AD: I am reminded of the human body while viewing these works. Particularly in how our bodies become visual maps of our lived experience and even more specifically a narrative of the histories we have inflicted upon ourselves? There are scars, wounds and all the ensuing damage of existence, but also the beauty of our own personal, physical landscapes. Your photograph of the bulging house makes me feel as if it is bursting with its stories from its years of standing. Do the homes ever speak to you? What do you feel while entering these old bones?

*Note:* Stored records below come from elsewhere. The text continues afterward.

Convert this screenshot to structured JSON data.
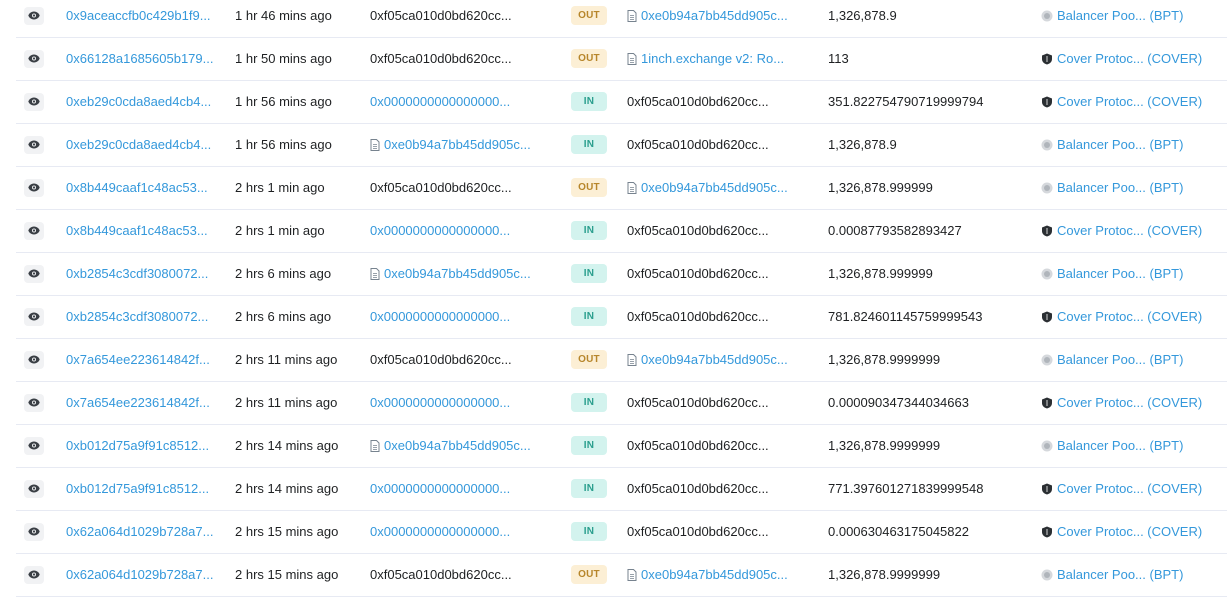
{
  "colors": {
    "link": "#3498db",
    "text": "#1e2022",
    "out_bg": "#fcefd5",
    "out_fg": "#b7862b",
    "in_bg": "#d3f3ee",
    "in_fg": "#2a9e8d"
  },
  "rows": [
    {
      "hash": "0x9aceaccfb0c429b1f9...",
      "age": "1 hr 46 mins ago",
      "from": "0xf05ca010d0bd620cc...",
      "from_link": false,
      "from_contract": false,
      "dir": "OUT",
      "to": "0xe0b94a7bb45dd905c...",
      "to_link": true,
      "to_contract": true,
      "value": "1,326,878.9",
      "token": "Balancer Poo... (BPT)",
      "token_icon": "balancer-token-icon"
    },
    {
      "hash": "0x66128a1685605b179...",
      "age": "1 hr 50 mins ago",
      "from": "0xf05ca010d0bd620cc...",
      "from_link": false,
      "from_contract": false,
      "dir": "OUT",
      "to": "1inch.exchange v2: Ro...",
      "to_link": true,
      "to_contract": true,
      "value": "113",
      "token": "Cover Protoc... (COVER)",
      "token_icon": "cover-shield-icon"
    },
    {
      "hash": "0xeb29c0cda8aed4cb4...",
      "age": "1 hr 56 mins ago",
      "from": "0x0000000000000000...",
      "from_link": true,
      "from_contract": false,
      "dir": "IN",
      "to": "0xf05ca010d0bd620cc...",
      "to_link": false,
      "to_contract": false,
      "value": "351.822754790719999794",
      "token": "Cover Protoc... (COVER)",
      "token_icon": "cover-shield-icon"
    },
    {
      "hash": "0xeb29c0cda8aed4cb4...",
      "age": "1 hr 56 mins ago",
      "from": "0xe0b94a7bb45dd905c...",
      "from_link": true,
      "from_contract": true,
      "dir": "IN",
      "to": "0xf05ca010d0bd620cc...",
      "to_link": false,
      "to_contract": false,
      "value": "1,326,878.9",
      "token": "Balancer Poo... (BPT)",
      "token_icon": "balancer-token-icon"
    },
    {
      "hash": "0x8b449caaf1c48ac53...",
      "age": "2 hrs 1 min ago",
      "from": "0xf05ca010d0bd620cc...",
      "from_link": false,
      "from_contract": false,
      "dir": "OUT",
      "to": "0xe0b94a7bb45dd905c...",
      "to_link": true,
      "to_contract": true,
      "value": "1,326,878.999999",
      "token": "Balancer Poo... (BPT)",
      "token_icon": "balancer-token-icon"
    },
    {
      "hash": "0x8b449caaf1c48ac53...",
      "age": "2 hrs 1 min ago",
      "from": "0x0000000000000000...",
      "from_link": true,
      "from_contract": false,
      "dir": "IN",
      "to": "0xf05ca010d0bd620cc...",
      "to_link": false,
      "to_contract": false,
      "value": "0.00087793582893427",
      "token": "Cover Protoc... (COVER)",
      "token_icon": "cover-shield-icon"
    },
    {
      "hash": "0xb2854c3cdf3080072...",
      "age": "2 hrs 6 mins ago",
      "from": "0xe0b94a7bb45dd905c...",
      "from_link": true,
      "from_contract": true,
      "dir": "IN",
      "to": "0xf05ca010d0bd620cc...",
      "to_link": false,
      "to_contract": false,
      "value": "1,326,878.999999",
      "token": "Balancer Poo... (BPT)",
      "token_icon": "balancer-token-icon"
    },
    {
      "hash": "0xb2854c3cdf3080072...",
      "age": "2 hrs 6 mins ago",
      "from": "0x0000000000000000...",
      "from_link": true,
      "from_contract": false,
      "dir": "IN",
      "to": "0xf05ca010d0bd620cc...",
      "to_link": false,
      "to_contract": false,
      "value": "781.824601145759999543",
      "token": "Cover Protoc... (COVER)",
      "token_icon": "cover-shield-icon"
    },
    {
      "hash": "0x7a654ee223614842f...",
      "age": "2 hrs 11 mins ago",
      "from": "0xf05ca010d0bd620cc...",
      "from_link": false,
      "from_contract": false,
      "dir": "OUT",
      "to": "0xe0b94a7bb45dd905c...",
      "to_link": true,
      "to_contract": true,
      "value": "1,326,878.9999999",
      "token": "Balancer Poo... (BPT)",
      "token_icon": "balancer-token-icon"
    },
    {
      "hash": "0x7a654ee223614842f...",
      "age": "2 hrs 11 mins ago",
      "from": "0x0000000000000000...",
      "from_link": true,
      "from_contract": false,
      "dir": "IN",
      "to": "0xf05ca010d0bd620cc...",
      "to_link": false,
      "to_contract": false,
      "value": "0.000090347344034663",
      "token": "Cover Protoc... (COVER)",
      "token_icon": "cover-shield-icon"
    },
    {
      "hash": "0xb012d75a9f91c8512...",
      "age": "2 hrs 14 mins ago",
      "from": "0xe0b94a7bb45dd905c...",
      "from_link": true,
      "from_contract": true,
      "dir": "IN",
      "to": "0xf05ca010d0bd620cc...",
      "to_link": false,
      "to_contract": false,
      "value": "1,326,878.9999999",
      "token": "Balancer Poo... (BPT)",
      "token_icon": "balancer-token-icon"
    },
    {
      "hash": "0xb012d75a9f91c8512...",
      "age": "2 hrs 14 mins ago",
      "from": "0x0000000000000000...",
      "from_link": true,
      "from_contract": false,
      "dir": "IN",
      "to": "0xf05ca010d0bd620cc...",
      "to_link": false,
      "to_contract": false,
      "value": "771.397601271839999548",
      "token": "Cover Protoc... (COVER)",
      "token_icon": "cover-shield-icon"
    },
    {
      "hash": "0x62a064d1029b728a7...",
      "age": "2 hrs 15 mins ago",
      "from": "0x0000000000000000...",
      "from_link": true,
      "from_contract": false,
      "dir": "IN",
      "to": "0xf05ca010d0bd620cc...",
      "to_link": false,
      "to_contract": false,
      "value": "0.000630463175045822",
      "token": "Cover Protoc... (COVER)",
      "token_icon": "cover-shield-icon"
    },
    {
      "hash": "0x62a064d1029b728a7...",
      "age": "2 hrs 15 mins ago",
      "from": "0xf05ca010d0bd620cc...",
      "from_link": false,
      "from_contract": false,
      "dir": "OUT",
      "to": "0xe0b94a7bb45dd905c...",
      "to_link": true,
      "to_contract": true,
      "value": "1,326,878.9999999",
      "token": "Balancer Poo... (BPT)",
      "token_icon": "balancer-token-icon"
    }
  ]
}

JD: That is a complicated question. It is different every time. Sometimes I am nervous because I really shouldn’t be there. Sometimes I am merely excited about the potential of the space. Sometimes I am melancholy with a sense of somebody having left that space.

Intervention J, 2008. Archival inkjet print on Dibond aluminum. 36 x 44 inches © John Divola

Intervention D, 2007. Archival inkjet print on Dibond aluminum. 44 x 54 inches © John Divola

AD: How has your experience within these abandoned places lent to the own evolution of your work from “Vandalism” to now? What has changed and what has stayed the same for you in this process?

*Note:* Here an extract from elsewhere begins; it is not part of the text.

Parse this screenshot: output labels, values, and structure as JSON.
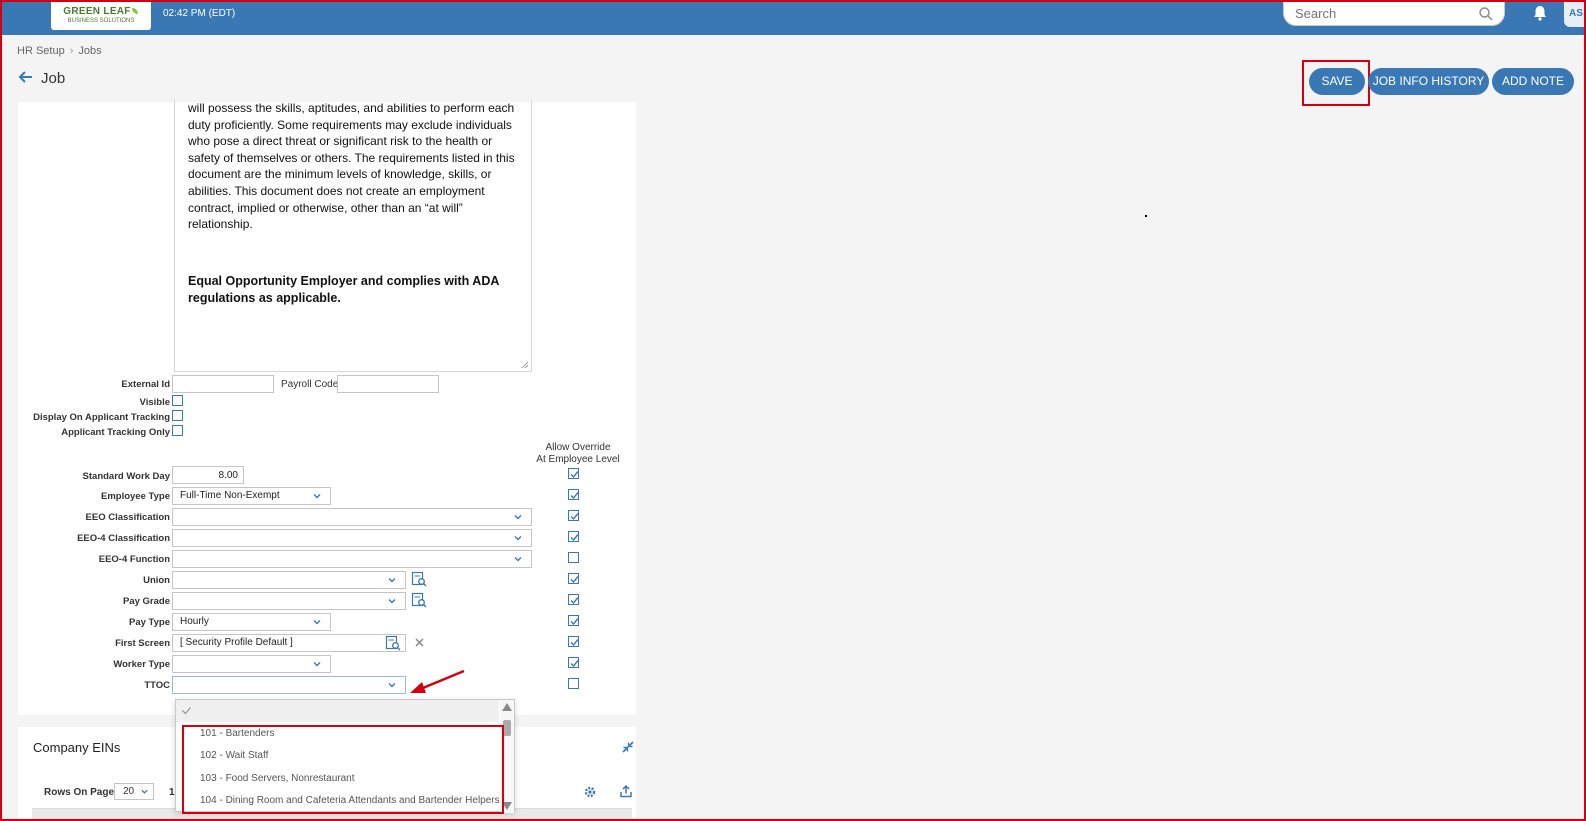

JD: For a long time I gave up the idea of these interventions. The only thing that is consistent in all my work is my interest in relationship between specific and abstract. If you paint a goat it is an emblem of goatness but if you photograph a goat it can be an emblem but it is one goat in one time and one place. Photography provides a specificity of time, place and circumstance but it is also abstract and symbolic. That relationship is the continuity. The idea of doing more of this work came while working on a book for Aperture about my work in the 1970s.  I got interested in it again.

What is different is the technology. Today I can use a drum scanner to reproduce an 8 x 10 negative and print pigment directly onto rag paper. The scale, color and materiality have changed. The procedures are similar but the tools have evolved.

AD: What, in the end, do you hope to convey with this work?

JD: There is a great quote about poetry, “A poem is about something the way a cat is about a house.” What I want to do is come back with an artifact of an engagement. I want to engage people conceptually and literally. I offer opportunities for observation so I want people to follow my sense of observing and choosing but I also want them to engage in speculation about the process in these artifacts I generate.

Abandoned Painting A, 2007. Archival inkjet print on Dibond aluminum. 44 x 54 inches © John Divola

Intervention C, 2007. Archival pigment print on Dibond aluminum. 44 x 54 inches © John Divola

AD: What are you currently working on or obsessed by that we may see next?

JD: For a little over a year, I have been working at an abandoned air force base housing precinct at George Air Force Base. It is a community designed by the architect A Quincy Jones that was developed at the end of World War II to primarily train cold war fighter pilots. In the ‘90s it was closed down. It is a super fun site contaminated with jet fuel where bulldozers have knocked down all the trees and bushes between the buildings. I am still in the process of exploring.

Dents and Abrasions runs through May 14th.